Affaire Romeo Phillion

Romeo Phillion est condamné en 1972 pour le meurtre d’un pompier d’Ottawa. Plus de 30 ans plus tard, il devient le prisonnier canadien ayant passé le plus de temps derrière les barreaux à faire renverser une condamnation pour meurtre.

Romeo Phillion est condamné en 1972 pour le meurtre d’un pompier d’Ottawa. Plus de 30 ans plus tard, il devient le prisonnier canadien ayant passé le plus de temps derrière les barreaux à faire renverser une condamnation pour meurtre. Lorsque les autorités refusent de lui accorder un nouveau procès, Romeo Phillion se voit interdire la chance d’être déclaré innocent au tribunal et de recevoir une compensation pour sa condamnation injustifiée.

Jeunesse

Né le 29 avril 1939 à Cobalt, en Ontario, Romeo Phillion est le quatrième d’une famille de neuf enfants. À l’âge de huit ans, ses parents l’envoient dans un centre d’éducation surveillée pour les orphelins et voyous tenu par une organisation chrétienne. Il y subit de l’intimidation et des agressions sexuelles.

Romeo Phillion devient donc un délinquant sans grande ambition. Il apprend à se débrouiller à la dure, survit grâce à des mensonges et des crimes mineurs, et se met à fréquenter d’autres petits hors-la-loi. À l’époque, son casier judiciaire montre qu’il a été accusé plus d’une fois de vivre de prostitution, de vols et de voies de fait.

Meurtre de Leopold Roy

Le 9 août 1967, Léopold Roy, un pompier d’Ottawa, est poignardé à mort dans le couloir de l’immeuble à logements où il travaille comme concierge.

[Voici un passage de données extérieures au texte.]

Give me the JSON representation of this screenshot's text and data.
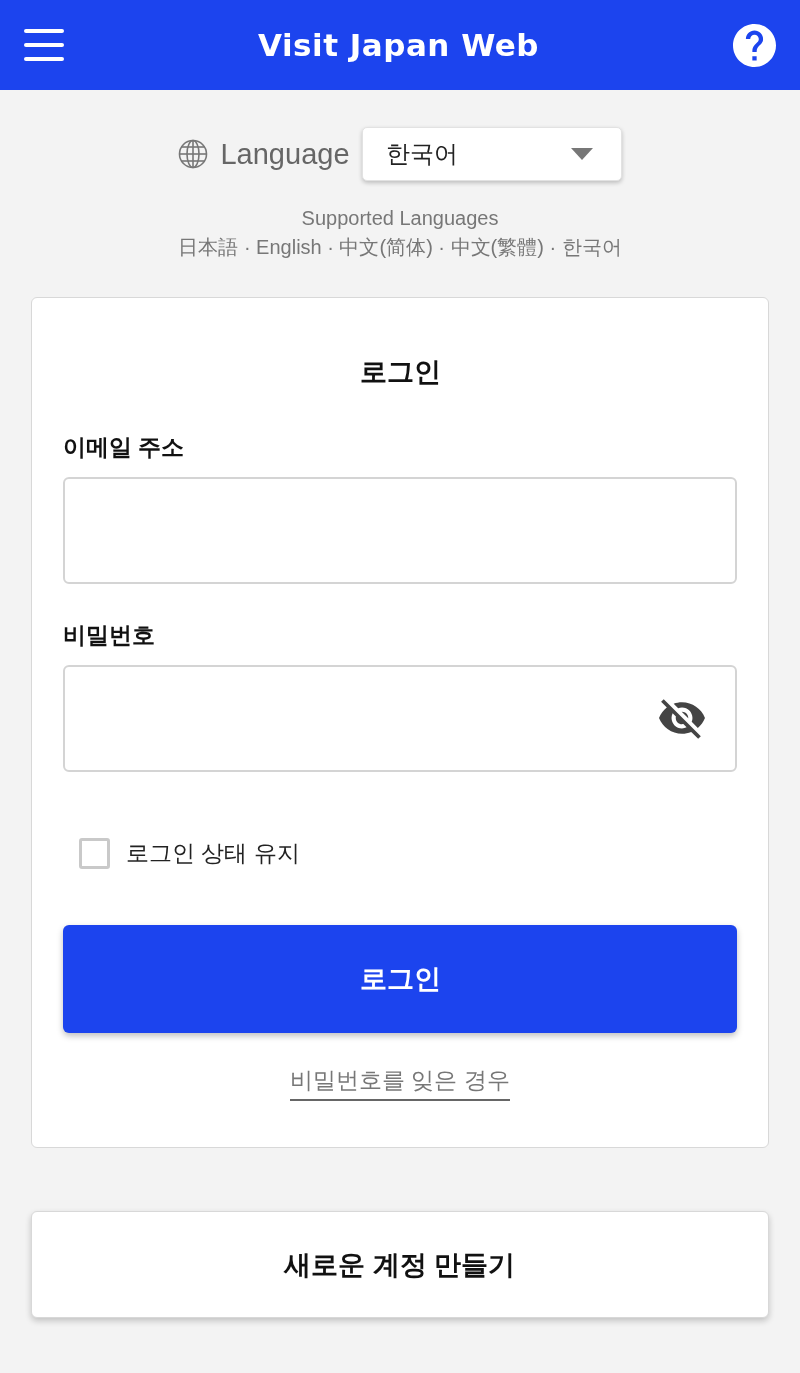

Grâce à une description fournie par l’épouse de la victime, Mildred Roy, la police est en mesure de dresser un portrait-robot du coupable.

Quelques jours plus tard, Gail Brazeau, une fréquentation de Romeo Phillion, indique à la police que ce dernier ressemble au portrait. Après l’avoir vu au poste de police, Mildred Roy confirme également qu’il y a une ressemblance entre le suspect et l’homme qui a assassiné son mari.

Romeo Phillion a cependant un alibi, clamant qu’il se trouvait ce jour-là à New Liskeard, en Ontario, à plusieurs heures d’Ottawa.

La police constate que la preuve visuelle offerte par Mildred Roy est insuffisante pour justifier une accusation criminelle. On se rend compte, en outre, que Gail Brazeau est simple d’esprit et n’est pas digne de confiance. Romeo Phillion est donc relâché.

Aveu et procès

Pendant des années, les enquêteurs se trouvent dans une impasse. Le 11 janvier 1972, Romeo Phillion est arrêté et subit un interrogatoire concernant un vol à main armée perpétré sur un chauffeur de taxi. Neil Miller, le petit ami de M. Phillion (qui est bisexuel), alors âgé de dix-huit ans, est interrogé lui aussi.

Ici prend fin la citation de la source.